Im Sommer 2008 wurde auf dem Harzhorn bei Northeim ein römisches Schlachtfeld entdeckt. Münzfunde, sonstiges Fundmaterial und naturwissenschaftliche Datierungsmethoden zeigen eindeutig die Datierung des Platzes um das Jahr 235/236 nach Christus.

News vom 21.11.2018

Eine absolute Überraschung: zwar gibt es vereinzelte Hinweise in den Schriftquellen auf militärische Operationen der Römer jenseits des Limes, mit einer solch massiven Militärpräsenz so weit innerhalb der Germania Magna war jedoch nicht zu rechnen. Die mittlerweile über 2000 Funde zeigen eine großflächige Verteilung auf über 6 km². Mehrere Konzentrationen von Funden wie römischen Schuhnägeln, Katapultbolzen, weiteren Waffengattungen und Trossgegenständen, aber auch germanisches Fundgut, ermöglichen eine Rekonstruktion des Ereignisses vor ca. 1800 Jahren im westlichen Harzvorland.
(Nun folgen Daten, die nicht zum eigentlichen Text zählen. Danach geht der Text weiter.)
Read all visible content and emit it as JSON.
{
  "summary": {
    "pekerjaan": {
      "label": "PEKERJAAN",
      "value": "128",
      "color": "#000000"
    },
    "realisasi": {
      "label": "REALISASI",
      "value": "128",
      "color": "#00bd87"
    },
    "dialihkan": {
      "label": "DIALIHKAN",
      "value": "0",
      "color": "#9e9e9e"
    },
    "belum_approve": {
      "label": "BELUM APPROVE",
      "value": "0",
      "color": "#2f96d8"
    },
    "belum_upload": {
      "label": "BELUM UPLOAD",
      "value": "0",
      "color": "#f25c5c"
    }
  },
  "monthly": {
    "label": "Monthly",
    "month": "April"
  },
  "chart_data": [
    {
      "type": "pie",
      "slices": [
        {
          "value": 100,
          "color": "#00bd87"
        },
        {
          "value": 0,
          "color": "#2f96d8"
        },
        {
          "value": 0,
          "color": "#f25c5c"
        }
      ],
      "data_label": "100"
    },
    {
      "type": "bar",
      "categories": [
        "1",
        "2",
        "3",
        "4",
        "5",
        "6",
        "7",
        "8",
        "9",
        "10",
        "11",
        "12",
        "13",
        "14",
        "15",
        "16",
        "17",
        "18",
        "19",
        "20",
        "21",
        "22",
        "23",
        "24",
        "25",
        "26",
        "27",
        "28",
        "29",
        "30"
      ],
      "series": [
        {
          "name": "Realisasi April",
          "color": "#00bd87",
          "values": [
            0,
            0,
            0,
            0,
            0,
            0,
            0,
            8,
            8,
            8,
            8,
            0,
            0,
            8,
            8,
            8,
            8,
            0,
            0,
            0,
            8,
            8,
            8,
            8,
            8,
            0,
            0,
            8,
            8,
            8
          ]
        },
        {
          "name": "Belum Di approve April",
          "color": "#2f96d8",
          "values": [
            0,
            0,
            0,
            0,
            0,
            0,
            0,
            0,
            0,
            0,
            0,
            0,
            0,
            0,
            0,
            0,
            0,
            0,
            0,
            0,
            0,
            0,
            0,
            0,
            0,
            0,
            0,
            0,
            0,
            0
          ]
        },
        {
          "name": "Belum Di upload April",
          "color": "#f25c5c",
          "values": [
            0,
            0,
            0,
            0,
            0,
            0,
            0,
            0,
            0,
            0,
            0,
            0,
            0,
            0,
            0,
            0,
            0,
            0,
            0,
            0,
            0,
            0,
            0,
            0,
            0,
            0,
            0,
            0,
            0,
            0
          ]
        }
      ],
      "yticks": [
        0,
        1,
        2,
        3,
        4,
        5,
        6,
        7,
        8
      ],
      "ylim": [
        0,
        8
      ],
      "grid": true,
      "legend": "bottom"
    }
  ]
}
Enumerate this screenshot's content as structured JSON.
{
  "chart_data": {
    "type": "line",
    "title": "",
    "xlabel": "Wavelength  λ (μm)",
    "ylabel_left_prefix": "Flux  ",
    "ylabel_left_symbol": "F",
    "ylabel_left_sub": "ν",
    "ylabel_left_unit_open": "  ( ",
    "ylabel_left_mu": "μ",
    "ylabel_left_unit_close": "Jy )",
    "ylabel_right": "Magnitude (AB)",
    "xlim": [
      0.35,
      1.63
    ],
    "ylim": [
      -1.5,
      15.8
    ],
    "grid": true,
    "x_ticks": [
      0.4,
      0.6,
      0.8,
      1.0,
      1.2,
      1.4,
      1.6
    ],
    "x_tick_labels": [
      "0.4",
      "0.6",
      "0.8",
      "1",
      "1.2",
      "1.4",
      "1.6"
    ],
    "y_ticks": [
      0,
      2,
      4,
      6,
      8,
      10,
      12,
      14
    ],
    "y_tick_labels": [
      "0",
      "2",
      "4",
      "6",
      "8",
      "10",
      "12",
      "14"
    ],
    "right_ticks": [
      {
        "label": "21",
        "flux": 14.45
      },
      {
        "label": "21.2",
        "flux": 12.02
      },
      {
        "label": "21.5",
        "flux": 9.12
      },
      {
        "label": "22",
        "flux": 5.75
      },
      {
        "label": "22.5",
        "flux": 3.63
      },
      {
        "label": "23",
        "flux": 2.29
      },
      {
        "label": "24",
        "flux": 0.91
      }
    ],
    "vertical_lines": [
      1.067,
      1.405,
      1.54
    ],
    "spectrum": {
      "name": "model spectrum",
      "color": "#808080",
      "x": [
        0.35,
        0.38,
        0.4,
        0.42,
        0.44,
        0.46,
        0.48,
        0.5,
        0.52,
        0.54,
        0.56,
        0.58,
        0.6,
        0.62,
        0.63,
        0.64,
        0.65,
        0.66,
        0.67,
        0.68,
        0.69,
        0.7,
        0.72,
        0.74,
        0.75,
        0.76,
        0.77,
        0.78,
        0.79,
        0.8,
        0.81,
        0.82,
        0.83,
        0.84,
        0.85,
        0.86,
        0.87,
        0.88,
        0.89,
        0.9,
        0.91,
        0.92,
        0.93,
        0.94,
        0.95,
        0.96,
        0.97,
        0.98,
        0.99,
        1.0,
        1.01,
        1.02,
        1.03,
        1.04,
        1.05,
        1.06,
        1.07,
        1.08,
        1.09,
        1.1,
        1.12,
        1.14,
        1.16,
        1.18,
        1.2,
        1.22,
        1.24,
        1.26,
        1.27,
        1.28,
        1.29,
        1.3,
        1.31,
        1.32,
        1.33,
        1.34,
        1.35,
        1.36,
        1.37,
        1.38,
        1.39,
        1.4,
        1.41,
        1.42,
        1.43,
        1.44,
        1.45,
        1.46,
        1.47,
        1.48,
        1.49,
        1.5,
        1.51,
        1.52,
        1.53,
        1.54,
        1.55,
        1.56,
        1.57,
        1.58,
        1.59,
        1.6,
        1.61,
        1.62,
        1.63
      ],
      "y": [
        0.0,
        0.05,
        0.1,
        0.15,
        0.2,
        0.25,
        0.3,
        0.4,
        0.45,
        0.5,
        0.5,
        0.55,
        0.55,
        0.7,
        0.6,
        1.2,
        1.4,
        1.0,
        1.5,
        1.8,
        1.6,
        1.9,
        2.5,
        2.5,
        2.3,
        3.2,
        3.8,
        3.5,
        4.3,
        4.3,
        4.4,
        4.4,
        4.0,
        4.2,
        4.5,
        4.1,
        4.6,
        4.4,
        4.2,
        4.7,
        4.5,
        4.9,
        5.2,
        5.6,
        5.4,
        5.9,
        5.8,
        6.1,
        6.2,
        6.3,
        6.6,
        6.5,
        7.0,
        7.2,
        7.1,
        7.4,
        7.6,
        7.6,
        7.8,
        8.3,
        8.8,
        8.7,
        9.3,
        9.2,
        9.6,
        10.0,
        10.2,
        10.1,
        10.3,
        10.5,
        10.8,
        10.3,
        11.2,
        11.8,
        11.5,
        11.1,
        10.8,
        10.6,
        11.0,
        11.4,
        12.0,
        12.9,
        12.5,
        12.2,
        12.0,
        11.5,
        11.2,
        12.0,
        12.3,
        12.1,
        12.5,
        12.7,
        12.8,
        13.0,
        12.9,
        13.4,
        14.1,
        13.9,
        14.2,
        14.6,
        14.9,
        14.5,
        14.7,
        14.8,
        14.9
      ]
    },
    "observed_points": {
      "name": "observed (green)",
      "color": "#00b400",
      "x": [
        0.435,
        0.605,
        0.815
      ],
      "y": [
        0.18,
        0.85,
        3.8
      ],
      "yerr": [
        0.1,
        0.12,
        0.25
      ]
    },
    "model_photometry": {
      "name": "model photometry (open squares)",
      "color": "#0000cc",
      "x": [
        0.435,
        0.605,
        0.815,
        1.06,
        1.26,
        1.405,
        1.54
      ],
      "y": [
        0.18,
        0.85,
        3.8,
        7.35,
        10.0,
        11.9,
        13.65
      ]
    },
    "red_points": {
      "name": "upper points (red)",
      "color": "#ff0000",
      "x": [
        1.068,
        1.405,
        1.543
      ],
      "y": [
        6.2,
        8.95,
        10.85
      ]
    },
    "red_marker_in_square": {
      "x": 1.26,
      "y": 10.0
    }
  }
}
Ziel des aktuellen DFG-Projektes ist es, in enger Zusammenarbeit mit dem Niedersächsische Landesamt für Denkmalpflege, die vorliegenden Funde und Befunde des germanisch-römischen Schlachtfeldes 'Harzhorn' systematisch aufzubereiten, zu evaluieren und zu publizieren. Zwei Aspekte sind dabei zentral. Zum einen soll das umfangreiche Fundmaterial ausgewertet und Kontext-bezogen vorgelegt werden. Zum anderen sollen durch gezielte ergänzende Prospektionen und bodenkundliche Untersuchungen die Überlieferungsbedingungen auf dem Fundplatz detailliert ermittelt werden; auf dieser Grundlage soll die detaillierte Analyse der Fundverteilung durchgeführt werden. Beide Aspekte münden in eine neue, umfassende Interpretation des Fundplatzes und des Ablaufs des Kampfgeschehens.